"Nada é repetível, tudo é repetente? Era o que eu perguntava na catequese. E mais buscava, em clareza:
- A vida, Santo e Deus, tem segunda via?
O Padre Bento não queria nem escutar: só a dúvida, em si, já era desobediência. Primeiro, ninguém descasca duas vezes o gergelim. Depois, vale a pena o pecado se confessável. E Bento avisava: não se entra no Céu de qualquer maneira. Aquilo lá, nos portões celestiais, requer devida licença. E mais eu perguntava: quem executa essa triagem, à entrada do paraíso? Um encartado porteiro? Um tribunal com seus veneráveis julgadores?

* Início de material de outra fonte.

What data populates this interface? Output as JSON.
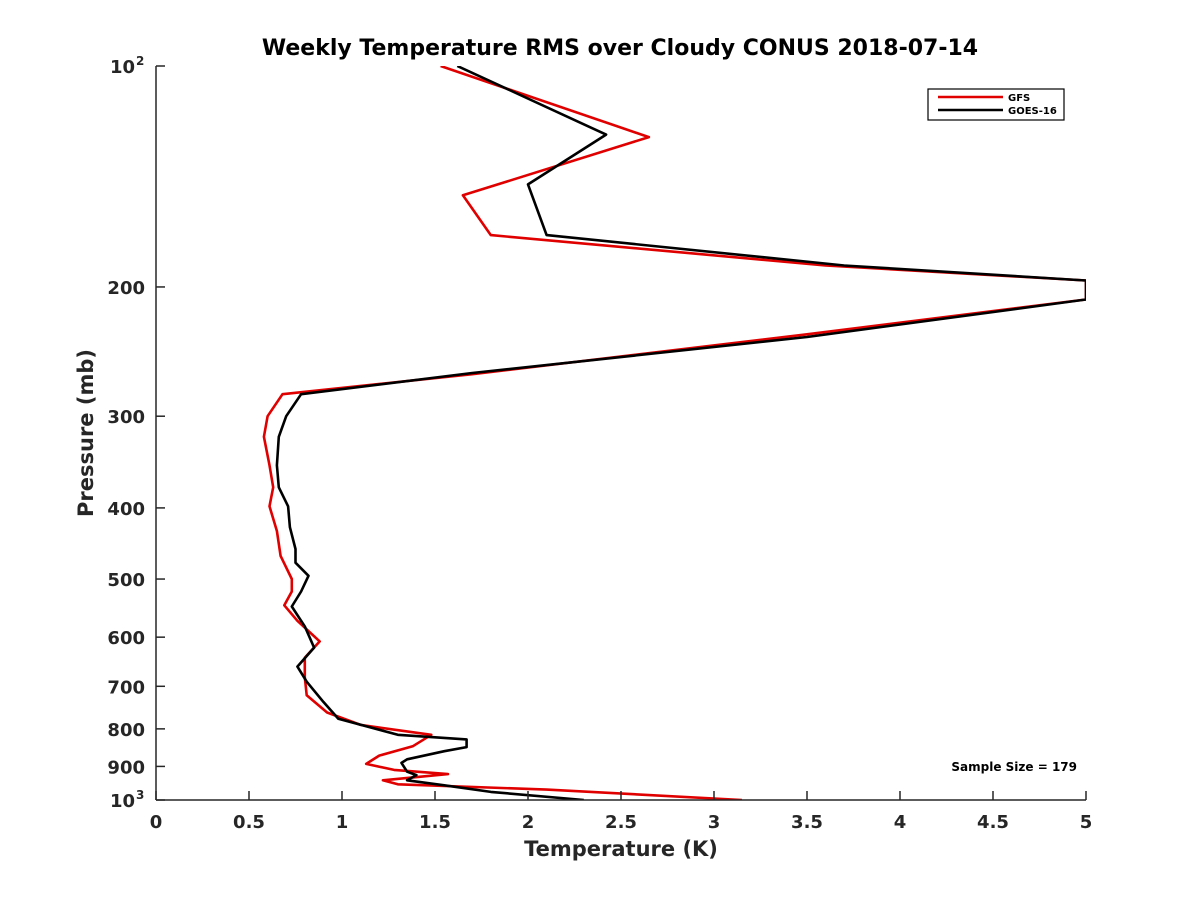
{
  "chart_data": {
    "type": "line",
    "title": "Weekly Temperature RMS over Cloudy CONUS 2018-07-14",
    "xlabel": "Temperature (K)",
    "ylabel": "Pressure (mb)",
    "xlim": [
      0,
      5
    ],
    "ylim": [
      100,
      1000
    ],
    "yscale": "log",
    "yaxis_reversed": true,
    "xticks": [
      "0",
      "0.5",
      "1",
      "1.5",
      "2",
      "2.5",
      "3",
      "3.5",
      "4",
      "4.5",
      "5"
    ],
    "yticks": [
      {
        "value": 100,
        "base": "10",
        "exp": "2"
      },
      {
        "value": 200,
        "label": "200"
      },
      {
        "value": 300,
        "label": "300"
      },
      {
        "value": 400,
        "label": "400"
      },
      {
        "value": 500,
        "label": "500"
      },
      {
        "value": 600,
        "label": "600"
      },
      {
        "value": 700,
        "label": "700"
      },
      {
        "value": 800,
        "label": "800"
      },
      {
        "value": 900,
        "label": "900"
      },
      {
        "value": 1000,
        "base": "10",
        "exp": "3"
      }
    ],
    "grid": false,
    "legend_position": "top-right",
    "annotation": "Sample Size = 179",
    "series": [
      {
        "name": "GFS",
        "color": "#e00000",
        "points": [
          [
            1.53,
            100
          ],
          [
            2.65,
            125
          ],
          [
            1.65,
            150
          ],
          [
            1.8,
            170
          ],
          [
            3.6,
            187
          ],
          [
            5.0,
            196
          ],
          [
            5.0,
            208
          ],
          [
            3.5,
            232
          ],
          [
            1.7,
            263
          ],
          [
            0.68,
            280
          ],
          [
            0.6,
            300
          ],
          [
            0.58,
            320
          ],
          [
            0.61,
            350
          ],
          [
            0.63,
            375
          ],
          [
            0.61,
            398
          ],
          [
            0.65,
            430
          ],
          [
            0.67,
            465
          ],
          [
            0.73,
            500
          ],
          [
            0.73,
            520
          ],
          [
            0.69,
            543
          ],
          [
            0.76,
            570
          ],
          [
            0.88,
            608
          ],
          [
            0.8,
            640
          ],
          [
            0.8,
            680
          ],
          [
            0.81,
            720
          ],
          [
            0.92,
            760
          ],
          [
            1.1,
            790
          ],
          [
            1.48,
            815
          ],
          [
            1.38,
            845
          ],
          [
            1.2,
            870
          ],
          [
            1.13,
            893
          ],
          [
            1.28,
            910
          ],
          [
            1.57,
            922
          ],
          [
            1.22,
            940
          ],
          [
            1.3,
            952
          ],
          [
            2.1,
            968
          ],
          [
            3.15,
            1000
          ]
        ]
      },
      {
        "name": "GOES-16",
        "color": "#000000",
        "points": [
          [
            1.62,
            100
          ],
          [
            2.42,
            124
          ],
          [
            2.0,
            145
          ],
          [
            2.1,
            170
          ],
          [
            3.7,
            187
          ],
          [
            5.0,
            196
          ],
          [
            5.0,
            208
          ],
          [
            3.5,
            234
          ],
          [
            1.7,
            262
          ],
          [
            0.78,
            280
          ],
          [
            0.7,
            300
          ],
          [
            0.66,
            320
          ],
          [
            0.65,
            350
          ],
          [
            0.66,
            375
          ],
          [
            0.71,
            398
          ],
          [
            0.72,
            425
          ],
          [
            0.75,
            455
          ],
          [
            0.75,
            475
          ],
          [
            0.82,
            495
          ],
          [
            0.78,
            520
          ],
          [
            0.73,
            545
          ],
          [
            0.8,
            580
          ],
          [
            0.85,
            620
          ],
          [
            0.76,
            658
          ],
          [
            0.81,
            690
          ],
          [
            0.9,
            735
          ],
          [
            0.98,
            775
          ],
          [
            1.3,
            815
          ],
          [
            1.67,
            827
          ],
          [
            1.67,
            847
          ],
          [
            1.55,
            858
          ],
          [
            1.35,
            880
          ],
          [
            1.32,
            890
          ],
          [
            1.35,
            915
          ],
          [
            1.4,
            925
          ],
          [
            1.35,
            940
          ],
          [
            1.55,
            955
          ],
          [
            1.8,
            975
          ],
          [
            2.3,
            1000
          ]
        ]
      }
    ]
  }
}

Passaram anos, persistiram enganos. E ainda por esclarecer me resta o assunto. É por isso que regresso ao senhor para que me escute, nem que seja por religioso fingimento. Se faça-me o favor, senhor padre, me diga: cuja essa entrada no Paraíso é à moda da raça, ou das cláusulas de sermos um zé-alguém? Os pretos como eu, salvo sou, apanham licença? Ou precisam pagar umas facilidades, encomendar um abre-boca nalgum mandante?"
Mia Couto, do conto "Entrada no Céu" no livro "O Fio das Missangas"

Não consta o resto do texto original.